3. Number of experts used to establish the ground truth for the test set and the qualifications of those experts
Not applicable to the type of device and study described. This device is a physical medical instrument, and its evaluation relies on engineering, biocompatibility, and functional tests, not interpretation of images by experts for ground truth establishment.
4. Adjudication method for the test set
Not applicable, as there's no clinical trial or expert review described for establishing ground truth in the context of an AI/CADe device.
5. If a multi reader multi case (MRMC) comparative effectiveness study was done, If so, what was the effect size of how much human readers improve with AI vs without AI assistance
No. This is not an AI/CADe device, and therefore no MRMC study was performed.
6. If a standalone (i.e. algorithm only without human-in-the-loop performance) was done
No. This is not an AI/CADe device.
7. The type of ground truth used
Not explicitly defined in the context of expert consensus, pathology, or outcomes data. For a physical medical device like this, "ground truth" would relate to validated engineering specifications, material properties, and functional performance benchmarks (e.g., tensile strength, lubricity, flexural properties, biocompatibility), which are assessed through laboratory testing rather than medical "ground truth" as typically understood for diagnostic AI.
8. The sample size for the training set
Not applicable. This is not an AI/CADe device.

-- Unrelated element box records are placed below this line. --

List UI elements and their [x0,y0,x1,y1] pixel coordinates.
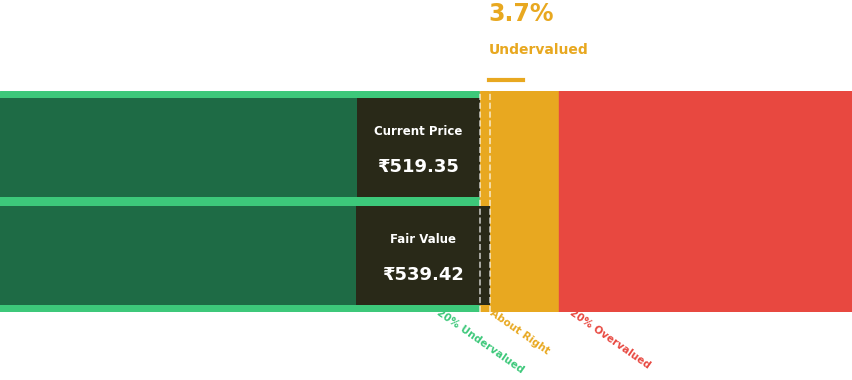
Bar [0,206,490,305]
Text: ₹539.42: ₹539.42 [382,266,463,284]
Text: About Right: About Right [487,308,550,356]
Bar [558,91,852,312]
Bar [355,206,490,305]
Text: 20% Overvalued: 20% Overvalued [567,308,651,371]
Bar [0,91,480,312]
Text: Undervalued: Undervalued [488,43,588,57]
Bar [480,91,558,312]
Text: ₹519.35: ₹519.35 [377,158,458,176]
Text: 20% Undervalued: 20% Undervalued [435,308,525,375]
Bar [356,98,480,197]
Text: Current Price: Current Price [374,125,462,138]
Text: Fair Value: Fair Value [389,233,456,247]
Text: 3.7%: 3.7% [488,2,554,26]
Bar [0,98,480,197]
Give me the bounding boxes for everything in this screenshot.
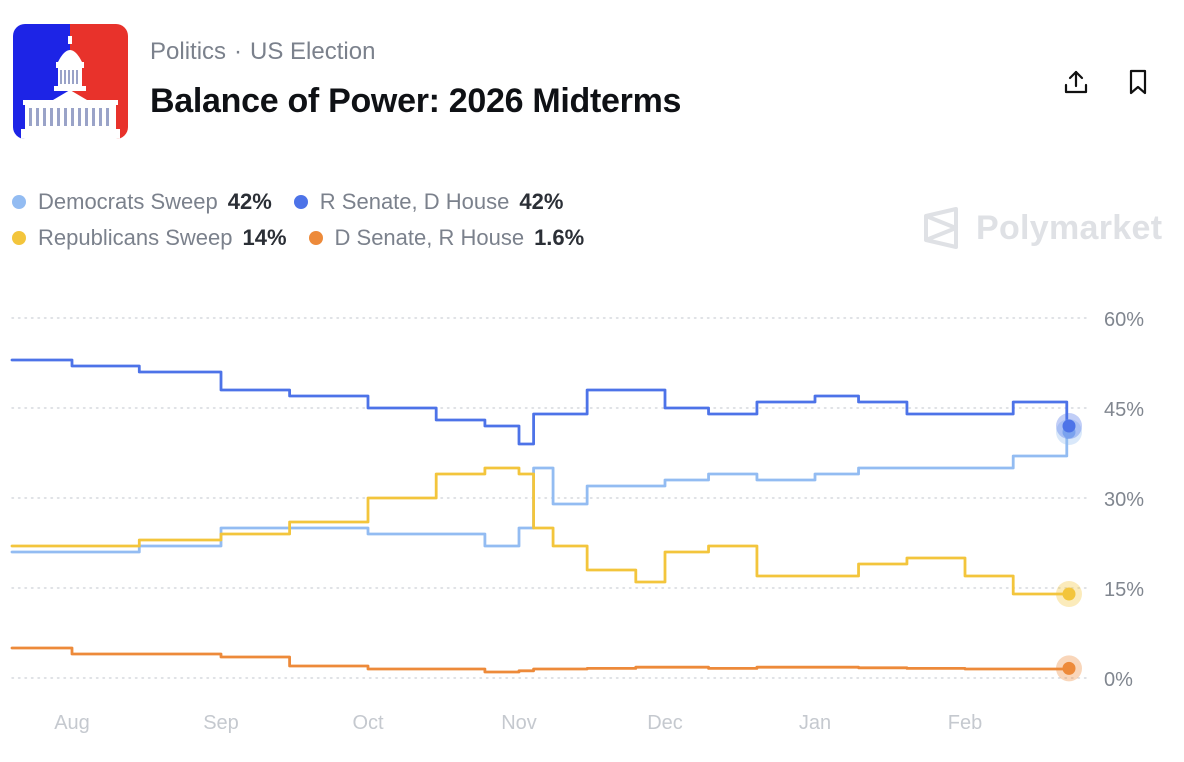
y-tick-label: 60% (1104, 309, 1144, 331)
breadcrumb-politics[interactable]: Politics (150, 38, 227, 65)
legend-dot (12, 195, 26, 209)
market-header: Politics · US Election Balance of Power: 2… (0, 0, 1184, 160)
bookmark-icon (1129, 69, 1147, 95)
series-line (10, 358, 1071, 446)
x-tick-label: Sep (203, 712, 239, 734)
header-actions (1058, 64, 1156, 100)
series-line (10, 430, 1071, 554)
breadcrumb-us-election[interactable]: US Election (250, 38, 376, 65)
x-tick-label: Feb (948, 712, 982, 734)
bookmark-button[interactable] (1120, 64, 1156, 100)
legend-value: 42% (519, 189, 564, 214)
legend-value: 14% (242, 225, 287, 250)
legend-label: Democrats Sweep (38, 189, 218, 214)
series-endpoint (1062, 587, 1076, 601)
price-history-chart: 60% 45% 30% 15% 0% Aug Sep Oct Nov Dec Jan Feb (10, 309, 1144, 734)
x-tick-label: Aug (54, 712, 90, 734)
series-line (10, 646, 1071, 674)
legend-value: 1.6% (534, 225, 585, 250)
chart-legend: Democrats Sweep 42% R Senate, D House 42… (12, 184, 912, 256)
x-tick-label: Oct (352, 712, 384, 734)
breadcrumb-separator: · (234, 38, 243, 65)
legend-dot (12, 231, 26, 245)
legend-item[interactable]: Republicans Sweep 14% (12, 225, 287, 251)
x-tick-label: Dec (647, 712, 683, 734)
legend-item[interactable]: Democrats Sweep 42% (12, 189, 272, 215)
legend-label: R Senate, D House (319, 189, 510, 214)
series-endpoint (1062, 661, 1076, 675)
y-tick-label: 45% (1104, 399, 1144, 421)
legend-dot (308, 231, 323, 245)
polymarket-logo-icon (924, 207, 958, 249)
series-endpoint (1062, 419, 1076, 433)
legend-dot (293, 195, 308, 209)
legend-label: D Senate, R House (334, 225, 525, 250)
y-tick-label: 30% (1104, 489, 1144, 511)
legend-value: 42% (227, 189, 272, 214)
polymarket-watermark: Polymarket (922, 206, 1162, 250)
y-tick-label: 15% (1104, 579, 1144, 601)
legend-item[interactable]: D Senate, R House 1.6% (308, 225, 585, 251)
x-tick-label: Jan (799, 712, 831, 734)
series-line (10, 466, 1071, 596)
x-tick-label: Nov (501, 712, 537, 734)
breadcrumb: Politics · US Election (150, 38, 375, 66)
capitol-building-icon (13, 24, 128, 139)
watermark-text: Polymarket (976, 208, 1163, 247)
share-icon (1064, 70, 1088, 94)
share-button[interactable] (1058, 64, 1094, 100)
legend-label: Republicans Sweep (38, 225, 233, 250)
legend-item[interactable]: R Senate, D House 42% (293, 189, 564, 215)
page-title: Balance of Power: 2026 Midterms (150, 82, 682, 120)
y-tick-label: 0% (1104, 669, 1133, 691)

9. How the ground truth for the training set was established
Not applicable. This is not an AI/CADe device.
Summary of Study (as described in the document):
The study performed was a series of safety and performance tests to demonstrate substantial equivalence of the Merit MAK® (Mini Access Kit) with Palladium Tip Guide Wire to a predicate device (Merit MAK with platinum tip guide wire, K031691). The basis for acceptance criteria was "protocols based on the requirements of industry standards and guidances." The specific tests and their detailed results validating these criteria are not included in the provided text. The overall conclusion was that the device "meets the requirements that are considered essential for its intended use and is substantially equivalent to the predicate device."
§ 870.1310 Vessel dilator for percutaneous catheterization.
(a)
Identification. A vessel dilator for percutaneous catheterization is a device which is placed over the guide wire to enlarge the opening in the vessel, and which is then removed before sliding the catheter over the guide wire.(b)
Classification. Class II (performance standards).